For a long time Microsoft has offered an OCX or COM componentised version of the Windows Media player for inclusion into C# applications. With the introduction of WPF a few years back Microsoft required enhanced video support in end user applications. What we ended up with was the MediaElement control, which I think most programmers would say was a half finished attempt.
Most of the problems with MediaElement begins with what it doesn’t expose, such as MediaStateChange events and the ability to determine buffering levels and media issues. For example, if the audio can’t play but the video can, it will still open and no error will be exposed to the application. Other issues include when a file fails to load, it is often difficult to determine the issue (DirectShow filter construction, corrupt media etc.)
Instead the MediaElement is where the magic occurs. Microsoft has replaced the built in DirectShow rendering path used by Windows Media Player and replaced it with the Enhanced Video Renderer (EVR). This allows the composition, mixing and rendering of up to 16 streams simultaneously and is rendered via the Windows Display Manager (WDM) for possible hardware acceleration via DXVA.
This allows the possibility of future improvements and separation to WMP, however when video issues are encountered, this differentiation can cause debugging problems a pain.
A common assumption is that if a video plays in Windows Media Player, it will also play in a WPF application, and usually at around the same CPU load and visual appearance, but this isn’t always the case.
When determining which codecs to use, WMP and EVR have their own (separate) DirectShow Filter Graph constructors and negotiation, this causes problems when the EVR negotiates differently to WMP (e.g. codec packs altering WMP registry settings) To find out these issues, it is best to use GraphEdit which is part of Microsofts DirectX SDK.
In Graphedit you can create your own DirectShow graphs to test rendering, by opening a video file via the menu GraphEdit will use the same logic as WMP. If you replace the ‘Video Renderer’ filter with the ‘Enhanced Video Renderer’ from the DirectShow Filter list you can test how a video plays using the EVR renderer, and thus how it plays with WPF.
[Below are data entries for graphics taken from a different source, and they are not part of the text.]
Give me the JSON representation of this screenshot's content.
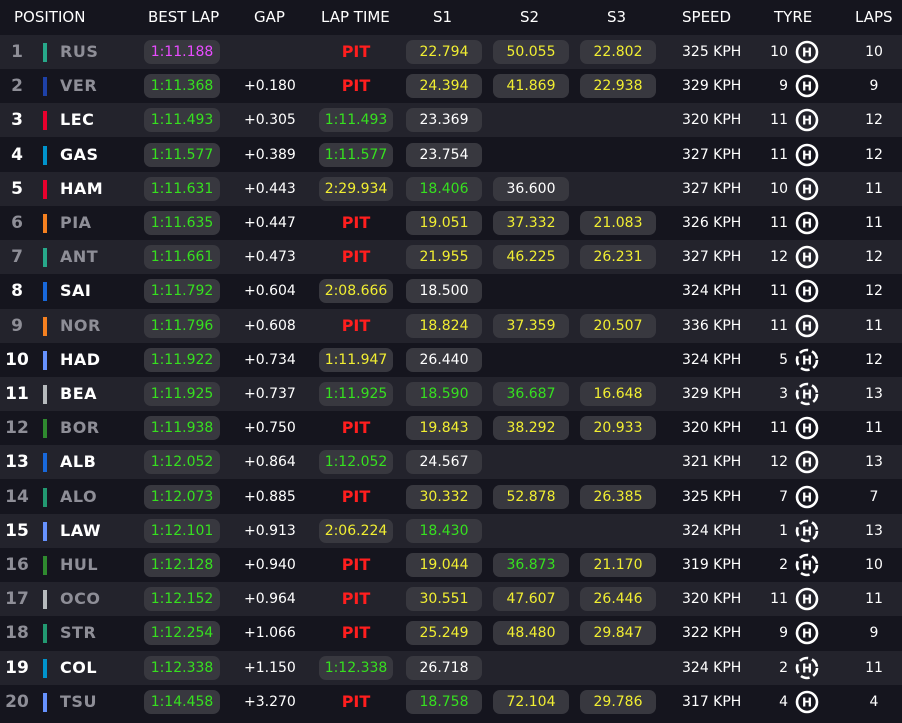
{
  "header": {
    "position": "POSITION",
    "best_lap": "BEST LAP",
    "gap": "GAP",
    "lap_time": "LAP TIME",
    "s1": "S1",
    "s2": "S2",
    "s3": "S3",
    "speed": "SPEED",
    "tyre": "TYRE",
    "laps": "LAPS"
  },
  "colors": {
    "purple": "#e84cff",
    "green": "#36e01f",
    "yellow": "#f1ee32",
    "white": "#ffffff",
    "pit": "#ff1e1e"
  },
  "rows": [
    {
      "pos": "1",
      "driver": "RUS",
      "team": "#27a88a",
      "dim": true,
      "best": "1:11.188",
      "best_c": "purple",
      "gap": "",
      "lap": "PIT",
      "lap_c": "pit",
      "s1": "22.794",
      "s1_c": "yellow",
      "s2": "50.055",
      "s2_c": "yellow",
      "s3": "22.802",
      "s3_c": "yellow",
      "speed": "325 KPH",
      "tyre_n": "10",
      "tyre": "hard",
      "laps": "10"
    },
    {
      "pos": "2",
      "driver": "VER",
      "team": "#1e41a8",
      "dim": true,
      "best": "1:11.368",
      "best_c": "green",
      "gap": "+0.180",
      "lap": "PIT",
      "lap_c": "pit",
      "s1": "24.394",
      "s1_c": "yellow",
      "s2": "41.869",
      "s2_c": "yellow",
      "s3": "22.938",
      "s3_c": "yellow",
      "speed": "329 KPH",
      "tyre_n": "9",
      "tyre": "hard",
      "laps": "9"
    },
    {
      "pos": "3",
      "driver": "LEC",
      "team": "#e8002d",
      "dim": false,
      "best": "1:11.493",
      "best_c": "green",
      "gap": "+0.305",
      "lap": "1:11.493",
      "lap_c": "green",
      "s1": "23.369",
      "s1_c": "white",
      "s2": "",
      "s2_c": "white",
      "s3": "",
      "s3_c": "white",
      "speed": "320 KPH",
      "tyre_n": "11",
      "tyre": "hard",
      "laps": "12"
    },
    {
      "pos": "4",
      "driver": "GAS",
      "team": "#0093cc",
      "dim": false,
      "best": "1:11.577",
      "best_c": "green",
      "gap": "+0.389",
      "lap": "1:11.577",
      "lap_c": "green",
      "s1": "23.754",
      "s1_c": "white",
      "s2": "",
      "s2_c": "white",
      "s3": "",
      "s3_c": "white",
      "speed": "327 KPH",
      "tyre_n": "11",
      "tyre": "hard",
      "laps": "12"
    },
    {
      "pos": "5",
      "driver": "HAM",
      "team": "#e8002d",
      "dim": false,
      "best": "1:11.631",
      "best_c": "green",
      "gap": "+0.443",
      "lap": "2:29.934",
      "lap_c": "yellow",
      "s1": "18.406",
      "s1_c": "green",
      "s2": "36.600",
      "s2_c": "white",
      "s3": "",
      "s3_c": "white",
      "speed": "327 KPH",
      "tyre_n": "10",
      "tyre": "hard",
      "laps": "11"
    },
    {
      "pos": "6",
      "driver": "PIA",
      "team": "#f58020",
      "dim": true,
      "best": "1:11.635",
      "best_c": "green",
      "gap": "+0.447",
      "lap": "PIT",
      "lap_c": "pit",
      "s1": "19.051",
      "s1_c": "yellow",
      "s2": "37.332",
      "s2_c": "yellow",
      "s3": "21.083",
      "s3_c": "yellow",
      "speed": "326 KPH",
      "tyre_n": "11",
      "tyre": "hard",
      "laps": "11"
    },
    {
      "pos": "7",
      "driver": "ANT",
      "team": "#27a88a",
      "dim": true,
      "best": "1:11.661",
      "best_c": "green",
      "gap": "+0.473",
      "lap": "PIT",
      "lap_c": "pit",
      "s1": "21.955",
      "s1_c": "yellow",
      "s2": "46.225",
      "s2_c": "yellow",
      "s3": "26.231",
      "s3_c": "yellow",
      "speed": "327 KPH",
      "tyre_n": "12",
      "tyre": "hard",
      "laps": "12"
    },
    {
      "pos": "8",
      "driver": "SAI",
      "team": "#1868db",
      "dim": false,
      "best": "1:11.792",
      "best_c": "green",
      "gap": "+0.604",
      "lap": "2:08.666",
      "lap_c": "yellow",
      "s1": "18.500",
      "s1_c": "white",
      "s2": "",
      "s2_c": "white",
      "s3": "",
      "s3_c": "white",
      "speed": "324 KPH",
      "tyre_n": "11",
      "tyre": "hard",
      "laps": "12"
    },
    {
      "pos": "9",
      "driver": "NOR",
      "team": "#f58020",
      "dim": true,
      "best": "1:11.796",
      "best_c": "green",
      "gap": "+0.608",
      "lap": "PIT",
      "lap_c": "pit",
      "s1": "18.824",
      "s1_c": "yellow",
      "s2": "37.359",
      "s2_c": "yellow",
      "s3": "20.507",
      "s3_c": "yellow",
      "speed": "336 KPH",
      "tyre_n": "11",
      "tyre": "hard",
      "laps": "11"
    },
    {
      "pos": "10",
      "driver": "HAD",
      "team": "#6692ff",
      "dim": false,
      "best": "1:11.922",
      "best_c": "green",
      "gap": "+0.734",
      "lap": "1:11.947",
      "lap_c": "yellow",
      "s1": "26.440",
      "s1_c": "white",
      "s2": "",
      "s2_c": "white",
      "s3": "",
      "s3_c": "white",
      "speed": "324 KPH",
      "tyre_n": "5",
      "tyre": "hard-new",
      "laps": "12"
    },
    {
      "pos": "11",
      "driver": "BEA",
      "team": "#b6babd",
      "dim": false,
      "best": "1:11.925",
      "best_c": "green",
      "gap": "+0.737",
      "lap": "1:11.925",
      "lap_c": "green",
      "s1": "18.590",
      "s1_c": "green",
      "s2": "36.687",
      "s2_c": "green",
      "s3": "16.648",
      "s3_c": "yellow",
      "speed": "329 KPH",
      "tyre_n": "3",
      "tyre": "hard-new",
      "laps": "13"
    },
    {
      "pos": "12",
      "driver": "BOR",
      "team": "#2f8a2f",
      "dim": true,
      "best": "1:11.938",
      "best_c": "green",
      "gap": "+0.750",
      "lap": "PIT",
      "lap_c": "pit",
      "s1": "19.843",
      "s1_c": "yellow",
      "s2": "38.292",
      "s2_c": "yellow",
      "s3": "20.933",
      "s3_c": "yellow",
      "speed": "320 KPH",
      "tyre_n": "11",
      "tyre": "hard",
      "laps": "11"
    },
    {
      "pos": "13",
      "driver": "ALB",
      "team": "#1868db",
      "dim": false,
      "best": "1:12.052",
      "best_c": "green",
      "gap": "+0.864",
      "lap": "1:12.052",
      "lap_c": "green",
      "s1": "24.567",
      "s1_c": "white",
      "s2": "",
      "s2_c": "white",
      "s3": "",
      "s3_c": "white",
      "speed": "321 KPH",
      "tyre_n": "12",
      "tyre": "hard",
      "laps": "13"
    },
    {
      "pos": "14",
      "driver": "ALO",
      "team": "#229971",
      "dim": true,
      "best": "1:12.073",
      "best_c": "green",
      "gap": "+0.885",
      "lap": "PIT",
      "lap_c": "pit",
      "s1": "30.332",
      "s1_c": "yellow",
      "s2": "52.878",
      "s2_c": "yellow",
      "s3": "26.385",
      "s3_c": "yellow",
      "speed": "325 KPH",
      "tyre_n": "7",
      "tyre": "hard",
      "laps": "7"
    },
    {
      "pos": "15",
      "driver": "LAW",
      "team": "#6692ff",
      "dim": false,
      "best": "1:12.101",
      "best_c": "green",
      "gap": "+0.913",
      "lap": "2:06.224",
      "lap_c": "yellow",
      "s1": "18.430",
      "s1_c": "green",
      "s2": "",
      "s2_c": "white",
      "s3": "",
      "s3_c": "white",
      "speed": "324 KPH",
      "tyre_n": "1",
      "tyre": "hard-new",
      "laps": "13"
    },
    {
      "pos": "16",
      "driver": "HUL",
      "team": "#2f8a2f",
      "dim": true,
      "best": "1:12.128",
      "best_c": "green",
      "gap": "+0.940",
      "lap": "PIT",
      "lap_c": "pit",
      "s1": "19.044",
      "s1_c": "yellow",
      "s2": "36.873",
      "s2_c": "green",
      "s3": "21.170",
      "s3_c": "yellow",
      "speed": "319 KPH",
      "tyre_n": "2",
      "tyre": "hard-new",
      "laps": "10"
    },
    {
      "pos": "17",
      "driver": "OCO",
      "team": "#b6babd",
      "dim": true,
      "best": "1:12.152",
      "best_c": "green",
      "gap": "+0.964",
      "lap": "PIT",
      "lap_c": "pit",
      "s1": "30.551",
      "s1_c": "yellow",
      "s2": "47.607",
      "s2_c": "yellow",
      "s3": "26.446",
      "s3_c": "yellow",
      "speed": "320 KPH",
      "tyre_n": "11",
      "tyre": "hard",
      "laps": "11"
    },
    {
      "pos": "18",
      "driver": "STR",
      "team": "#229971",
      "dim": true,
      "best": "1:12.254",
      "best_c": "green",
      "gap": "+1.066",
      "lap": "PIT",
      "lap_c": "pit",
      "s1": "25.249",
      "s1_c": "yellow",
      "s2": "48.480",
      "s2_c": "yellow",
      "s3": "29.847",
      "s3_c": "yellow",
      "speed": "322 KPH",
      "tyre_n": "9",
      "tyre": "hard",
      "laps": "9"
    },
    {
      "pos": "19",
      "driver": "COL",
      "team": "#0093cc",
      "dim": false,
      "best": "1:12.338",
      "best_c": "green",
      "gap": "+1.150",
      "lap": "1:12.338",
      "lap_c": "green",
      "s1": "26.718",
      "s1_c": "white",
      "s2": "",
      "s2_c": "white",
      "s3": "",
      "s3_c": "white",
      "speed": "324 KPH",
      "tyre_n": "2",
      "tyre": "hard-new",
      "laps": "11"
    },
    {
      "pos": "20",
      "driver": "TSU",
      "team": "#6692ff",
      "dim": true,
      "best": "1:14.458",
      "best_c": "green",
      "gap": "+3.270",
      "lap": "PIT",
      "lap_c": "pit",
      "s1": "18.758",
      "s1_c": "green",
      "s2": "72.104",
      "s2_c": "yellow",
      "s3": "29.786",
      "s3_c": "yellow",
      "speed": "317 KPH",
      "tyre_n": "4",
      "tyre": "hard",
      "laps": "4"
    }
  ]
}
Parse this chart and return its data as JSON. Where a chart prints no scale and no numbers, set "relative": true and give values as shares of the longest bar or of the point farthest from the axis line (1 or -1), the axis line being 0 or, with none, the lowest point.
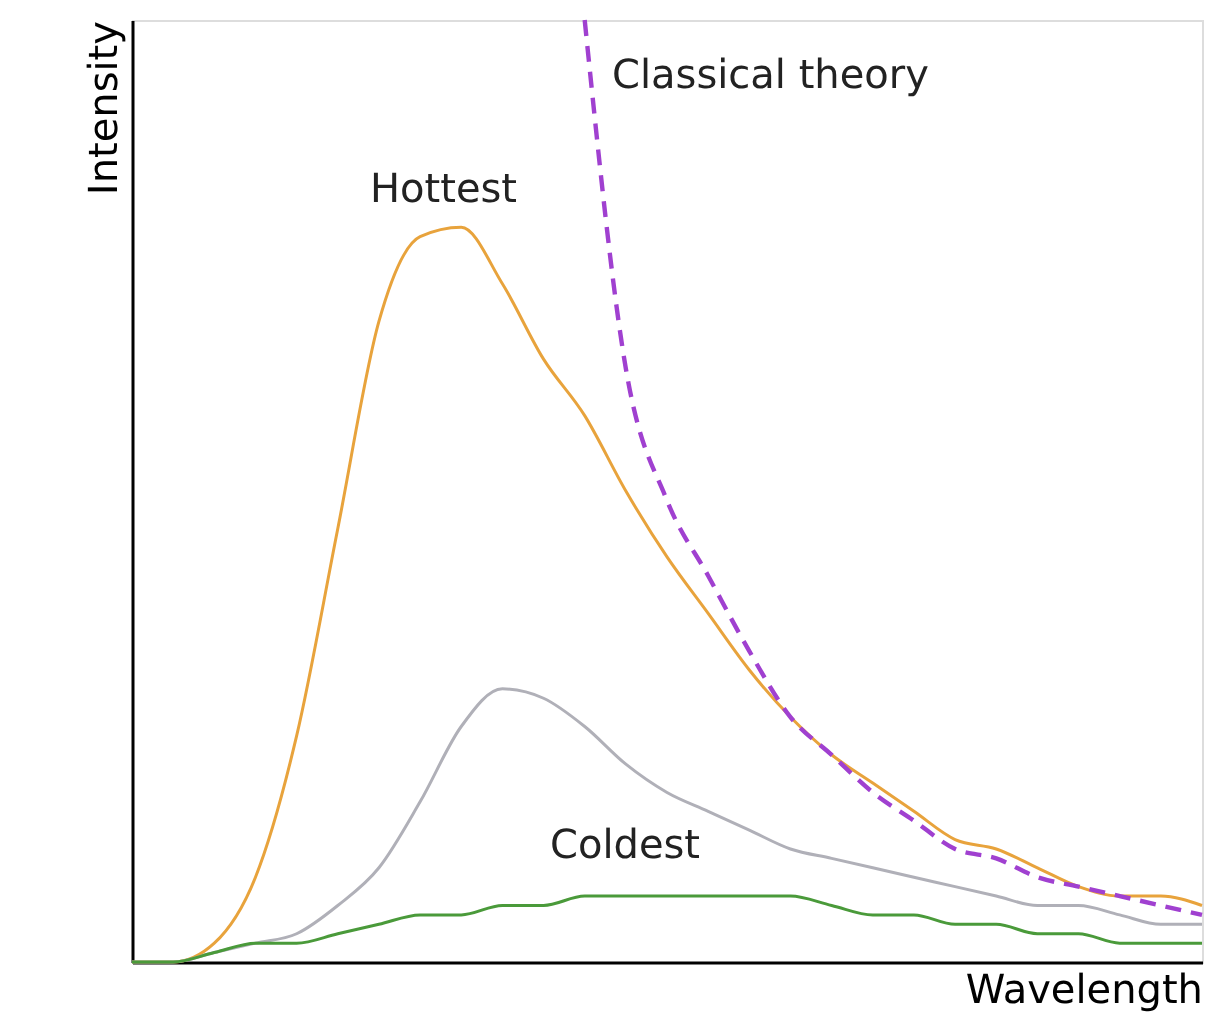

If the graph doesn’t throw an error and can be constructed, it should mean that there is no issues causing WPF to technically not be able to play the file, it may however mean that the order of presidence that codecs give themselves is out of order.
It should be noted that in Windows 7 Microsoft included its own set of codecs, which have ultimate presidence, meaning if they believe they can play the file (but can’t) WMP will not try other 3rd party codecs. Some codecs disable this, but if you feel compelled, there is an open source utility called Win7DSFilterTweaker to disable this functionality and give presidence to other codecs; such as ffdshow or LAV Splitter.
The quality of decoding and performance via WPF is different to WMP, this is due to another quality of WPF. Variable framerate rendering. When frames are rendered in WPF, it can internally adjust the framerate to improve performance/decrease CPU load. This is great for most applications but causes problems for video. Sometimes (although has improved in newer versions of WPF) video could become out of sync, or have visual tearing where the video FPW did not match up with the rendering framerate. Roman Hnatiuk has a great article expressing his annoyance at this issue.
This issue can’t be solved easily, and a better user solution may require a lot of pinvoking into custom EVR presenters.